Transgender people who are married are less likely to experience discrimination than their unmarried counterparts, indicates a national study led by a Michigan State University sociologist.
The findings, published online in the Journal of Marriage and Family, speak to the well-established marital advantage even among transgender couples, a fast-growing but little-studied population. Some 1.4 million adults identify as transgender in the United States.
"Past research suggests marriage is related to greater access to economic, social and psychological resources, and we believe access to such resources helps transgender people combat life stressors related to their gender-minority status, including discrimination," said Hui Liu, MSU professor of sociology and principal investigator of the federally funded study.

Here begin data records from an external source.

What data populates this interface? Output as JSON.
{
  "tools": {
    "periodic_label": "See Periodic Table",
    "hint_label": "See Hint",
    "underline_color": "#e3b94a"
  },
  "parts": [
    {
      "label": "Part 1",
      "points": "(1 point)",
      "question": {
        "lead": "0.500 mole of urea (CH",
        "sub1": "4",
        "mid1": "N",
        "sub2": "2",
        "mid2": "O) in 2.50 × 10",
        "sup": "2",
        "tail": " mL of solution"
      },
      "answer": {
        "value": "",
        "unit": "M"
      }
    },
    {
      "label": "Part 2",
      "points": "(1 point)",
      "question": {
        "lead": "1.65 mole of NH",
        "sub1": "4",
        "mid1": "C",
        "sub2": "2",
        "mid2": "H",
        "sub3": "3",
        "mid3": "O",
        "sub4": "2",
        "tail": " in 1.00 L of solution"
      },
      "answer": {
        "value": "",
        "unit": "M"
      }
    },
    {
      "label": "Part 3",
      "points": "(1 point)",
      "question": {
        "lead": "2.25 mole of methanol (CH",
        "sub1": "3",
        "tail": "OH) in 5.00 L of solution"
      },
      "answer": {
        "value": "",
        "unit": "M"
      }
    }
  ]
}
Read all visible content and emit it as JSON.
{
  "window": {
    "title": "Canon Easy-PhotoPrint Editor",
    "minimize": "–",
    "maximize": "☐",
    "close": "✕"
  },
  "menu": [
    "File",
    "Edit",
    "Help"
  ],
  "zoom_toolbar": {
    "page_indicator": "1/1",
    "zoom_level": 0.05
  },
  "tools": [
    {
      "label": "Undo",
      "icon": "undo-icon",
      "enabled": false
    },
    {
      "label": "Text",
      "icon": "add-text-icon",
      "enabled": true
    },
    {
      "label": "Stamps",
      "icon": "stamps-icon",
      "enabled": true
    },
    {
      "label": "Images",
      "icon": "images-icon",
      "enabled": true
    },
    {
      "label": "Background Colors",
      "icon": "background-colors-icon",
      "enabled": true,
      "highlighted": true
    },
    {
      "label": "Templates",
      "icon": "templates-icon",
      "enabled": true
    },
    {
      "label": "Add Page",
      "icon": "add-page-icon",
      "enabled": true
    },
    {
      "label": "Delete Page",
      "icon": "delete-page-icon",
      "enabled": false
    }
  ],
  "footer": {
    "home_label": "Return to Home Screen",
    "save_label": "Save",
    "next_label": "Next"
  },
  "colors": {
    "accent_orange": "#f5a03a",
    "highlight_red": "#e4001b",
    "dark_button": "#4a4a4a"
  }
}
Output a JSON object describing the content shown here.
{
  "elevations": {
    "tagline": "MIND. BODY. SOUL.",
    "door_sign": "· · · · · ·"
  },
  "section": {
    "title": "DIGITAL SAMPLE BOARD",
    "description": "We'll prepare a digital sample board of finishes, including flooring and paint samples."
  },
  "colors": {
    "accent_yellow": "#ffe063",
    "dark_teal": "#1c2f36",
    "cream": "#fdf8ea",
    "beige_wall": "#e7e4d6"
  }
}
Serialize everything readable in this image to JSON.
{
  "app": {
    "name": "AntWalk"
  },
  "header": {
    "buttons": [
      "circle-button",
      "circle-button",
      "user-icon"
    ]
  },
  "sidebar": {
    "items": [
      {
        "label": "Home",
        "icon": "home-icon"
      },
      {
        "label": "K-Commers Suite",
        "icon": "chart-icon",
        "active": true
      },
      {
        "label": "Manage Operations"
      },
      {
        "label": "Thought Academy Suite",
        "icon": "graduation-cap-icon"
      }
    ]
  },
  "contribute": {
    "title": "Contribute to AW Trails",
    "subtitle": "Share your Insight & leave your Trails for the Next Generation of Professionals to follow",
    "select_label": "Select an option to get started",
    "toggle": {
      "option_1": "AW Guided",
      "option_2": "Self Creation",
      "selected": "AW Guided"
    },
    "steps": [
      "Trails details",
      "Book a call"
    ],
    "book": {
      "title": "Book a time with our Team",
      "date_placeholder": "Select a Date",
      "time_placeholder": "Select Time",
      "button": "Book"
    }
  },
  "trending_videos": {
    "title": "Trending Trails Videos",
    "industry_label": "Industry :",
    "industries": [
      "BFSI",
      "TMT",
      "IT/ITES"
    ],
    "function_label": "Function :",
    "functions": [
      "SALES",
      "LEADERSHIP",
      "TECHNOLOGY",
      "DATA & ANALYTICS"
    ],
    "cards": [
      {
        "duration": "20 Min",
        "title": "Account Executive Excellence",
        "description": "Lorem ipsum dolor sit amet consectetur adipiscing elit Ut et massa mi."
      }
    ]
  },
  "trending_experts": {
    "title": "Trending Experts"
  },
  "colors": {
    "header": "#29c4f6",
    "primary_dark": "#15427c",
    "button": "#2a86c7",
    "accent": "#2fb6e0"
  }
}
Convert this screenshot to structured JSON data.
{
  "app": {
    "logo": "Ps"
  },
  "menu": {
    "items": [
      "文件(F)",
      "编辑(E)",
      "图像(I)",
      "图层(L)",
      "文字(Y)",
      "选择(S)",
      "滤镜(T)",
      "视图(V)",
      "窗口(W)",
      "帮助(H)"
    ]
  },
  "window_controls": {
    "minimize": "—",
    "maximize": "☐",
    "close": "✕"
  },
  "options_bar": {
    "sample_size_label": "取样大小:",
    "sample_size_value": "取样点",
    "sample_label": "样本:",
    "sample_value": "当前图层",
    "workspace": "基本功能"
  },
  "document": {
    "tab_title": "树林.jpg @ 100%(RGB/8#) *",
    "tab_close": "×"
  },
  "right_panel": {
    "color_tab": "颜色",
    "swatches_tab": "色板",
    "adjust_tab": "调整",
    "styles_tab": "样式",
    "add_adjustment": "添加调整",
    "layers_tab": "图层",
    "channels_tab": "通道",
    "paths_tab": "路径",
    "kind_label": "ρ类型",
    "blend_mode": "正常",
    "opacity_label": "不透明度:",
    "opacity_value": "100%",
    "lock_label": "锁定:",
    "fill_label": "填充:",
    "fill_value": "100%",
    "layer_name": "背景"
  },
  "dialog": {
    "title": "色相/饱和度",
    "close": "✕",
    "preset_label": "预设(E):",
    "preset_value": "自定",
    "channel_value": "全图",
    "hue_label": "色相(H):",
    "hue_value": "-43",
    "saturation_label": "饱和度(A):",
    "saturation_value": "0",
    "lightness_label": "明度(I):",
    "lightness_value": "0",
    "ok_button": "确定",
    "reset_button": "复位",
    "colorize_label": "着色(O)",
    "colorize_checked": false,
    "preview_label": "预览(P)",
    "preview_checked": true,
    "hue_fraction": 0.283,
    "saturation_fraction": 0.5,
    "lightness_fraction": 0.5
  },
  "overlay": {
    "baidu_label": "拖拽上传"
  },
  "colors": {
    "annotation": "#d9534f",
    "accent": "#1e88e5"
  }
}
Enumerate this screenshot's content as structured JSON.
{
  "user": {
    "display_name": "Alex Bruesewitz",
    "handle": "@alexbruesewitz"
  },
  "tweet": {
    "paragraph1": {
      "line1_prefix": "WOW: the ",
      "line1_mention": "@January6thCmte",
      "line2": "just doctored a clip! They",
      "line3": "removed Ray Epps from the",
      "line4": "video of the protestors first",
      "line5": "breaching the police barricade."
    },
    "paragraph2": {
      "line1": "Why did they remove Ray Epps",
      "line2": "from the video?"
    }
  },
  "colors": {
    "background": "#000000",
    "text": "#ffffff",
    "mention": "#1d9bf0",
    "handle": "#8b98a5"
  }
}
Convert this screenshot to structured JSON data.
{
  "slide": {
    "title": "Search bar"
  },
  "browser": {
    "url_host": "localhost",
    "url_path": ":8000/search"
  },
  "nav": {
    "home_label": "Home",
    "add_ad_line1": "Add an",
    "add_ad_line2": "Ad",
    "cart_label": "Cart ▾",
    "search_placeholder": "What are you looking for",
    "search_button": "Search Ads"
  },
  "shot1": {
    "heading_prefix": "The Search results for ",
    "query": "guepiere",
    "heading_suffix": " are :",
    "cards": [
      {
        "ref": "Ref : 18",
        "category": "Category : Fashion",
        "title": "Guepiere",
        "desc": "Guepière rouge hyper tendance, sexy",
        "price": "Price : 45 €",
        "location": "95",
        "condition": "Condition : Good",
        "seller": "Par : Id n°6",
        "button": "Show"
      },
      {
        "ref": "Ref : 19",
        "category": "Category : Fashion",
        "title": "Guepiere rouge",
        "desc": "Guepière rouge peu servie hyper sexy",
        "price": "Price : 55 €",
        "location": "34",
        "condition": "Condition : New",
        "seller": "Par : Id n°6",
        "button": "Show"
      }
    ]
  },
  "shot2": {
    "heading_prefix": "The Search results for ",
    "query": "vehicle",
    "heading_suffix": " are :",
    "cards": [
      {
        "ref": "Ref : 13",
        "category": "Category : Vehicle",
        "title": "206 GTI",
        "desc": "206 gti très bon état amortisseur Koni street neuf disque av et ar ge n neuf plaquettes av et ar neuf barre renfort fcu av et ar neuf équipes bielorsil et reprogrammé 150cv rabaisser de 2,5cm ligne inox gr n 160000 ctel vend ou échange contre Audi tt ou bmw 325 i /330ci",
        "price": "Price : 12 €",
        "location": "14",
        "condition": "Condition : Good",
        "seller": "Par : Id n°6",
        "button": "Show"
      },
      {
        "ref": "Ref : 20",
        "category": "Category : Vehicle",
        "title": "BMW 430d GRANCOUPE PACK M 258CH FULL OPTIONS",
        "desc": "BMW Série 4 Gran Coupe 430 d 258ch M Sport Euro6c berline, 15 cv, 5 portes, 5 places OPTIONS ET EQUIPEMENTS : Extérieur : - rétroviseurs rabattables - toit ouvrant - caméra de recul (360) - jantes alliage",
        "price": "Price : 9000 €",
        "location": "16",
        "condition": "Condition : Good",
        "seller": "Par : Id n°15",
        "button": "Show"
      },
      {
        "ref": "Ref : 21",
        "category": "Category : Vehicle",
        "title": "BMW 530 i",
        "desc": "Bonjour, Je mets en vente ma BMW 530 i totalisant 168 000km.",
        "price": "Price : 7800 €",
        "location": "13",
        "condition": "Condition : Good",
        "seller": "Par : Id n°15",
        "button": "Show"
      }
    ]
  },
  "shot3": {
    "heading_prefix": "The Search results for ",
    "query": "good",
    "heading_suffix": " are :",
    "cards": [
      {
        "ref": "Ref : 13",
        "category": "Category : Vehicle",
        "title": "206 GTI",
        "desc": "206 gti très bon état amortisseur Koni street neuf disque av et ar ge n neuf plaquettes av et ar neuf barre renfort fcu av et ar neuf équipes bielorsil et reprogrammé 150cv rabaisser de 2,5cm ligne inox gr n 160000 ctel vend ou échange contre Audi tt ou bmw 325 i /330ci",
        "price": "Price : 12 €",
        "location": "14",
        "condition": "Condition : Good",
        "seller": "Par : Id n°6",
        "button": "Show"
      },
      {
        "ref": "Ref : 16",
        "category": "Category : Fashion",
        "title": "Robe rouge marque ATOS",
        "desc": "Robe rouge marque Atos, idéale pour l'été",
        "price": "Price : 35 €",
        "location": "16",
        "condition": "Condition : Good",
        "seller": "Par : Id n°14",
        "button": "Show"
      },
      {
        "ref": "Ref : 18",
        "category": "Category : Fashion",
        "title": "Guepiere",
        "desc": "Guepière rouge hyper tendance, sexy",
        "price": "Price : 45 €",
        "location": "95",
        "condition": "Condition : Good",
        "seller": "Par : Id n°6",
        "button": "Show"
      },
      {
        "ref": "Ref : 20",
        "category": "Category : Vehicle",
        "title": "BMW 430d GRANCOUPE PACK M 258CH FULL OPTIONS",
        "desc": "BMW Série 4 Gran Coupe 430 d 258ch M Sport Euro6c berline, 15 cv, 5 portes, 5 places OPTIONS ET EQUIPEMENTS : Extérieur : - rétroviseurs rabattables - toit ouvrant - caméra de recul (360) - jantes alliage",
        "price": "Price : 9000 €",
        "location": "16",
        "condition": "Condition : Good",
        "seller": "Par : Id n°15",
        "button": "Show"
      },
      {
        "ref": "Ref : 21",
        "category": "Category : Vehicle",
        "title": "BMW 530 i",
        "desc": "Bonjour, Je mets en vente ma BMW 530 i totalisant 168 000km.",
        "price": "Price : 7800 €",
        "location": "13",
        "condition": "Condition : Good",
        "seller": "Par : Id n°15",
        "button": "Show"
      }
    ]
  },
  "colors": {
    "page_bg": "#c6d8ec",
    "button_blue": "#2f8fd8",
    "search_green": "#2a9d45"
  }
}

Although the Supreme Court made same-sex marriage a nationwide right in 2015, high levels of transphobia persist, presenting a continued challenge for public policies and programs promoting marriage equality and equal treatment among the transgender population, she added.
"Our findings highlight the importance of providing gender and sexual minorities legal access to marriage," Liu said. "Legalizing same-sex marriage may help reduce stigma and discrimination, but there is certainly a long way to go to fully eliminate the discrimination."
Liu and Lindsey Wilkinson from Portland State University analyzed the survey data of 4,286 transgender participants in the National Transgender Discrimination Survey, one of the first and most comprehensive national samples of transgender people in the United States.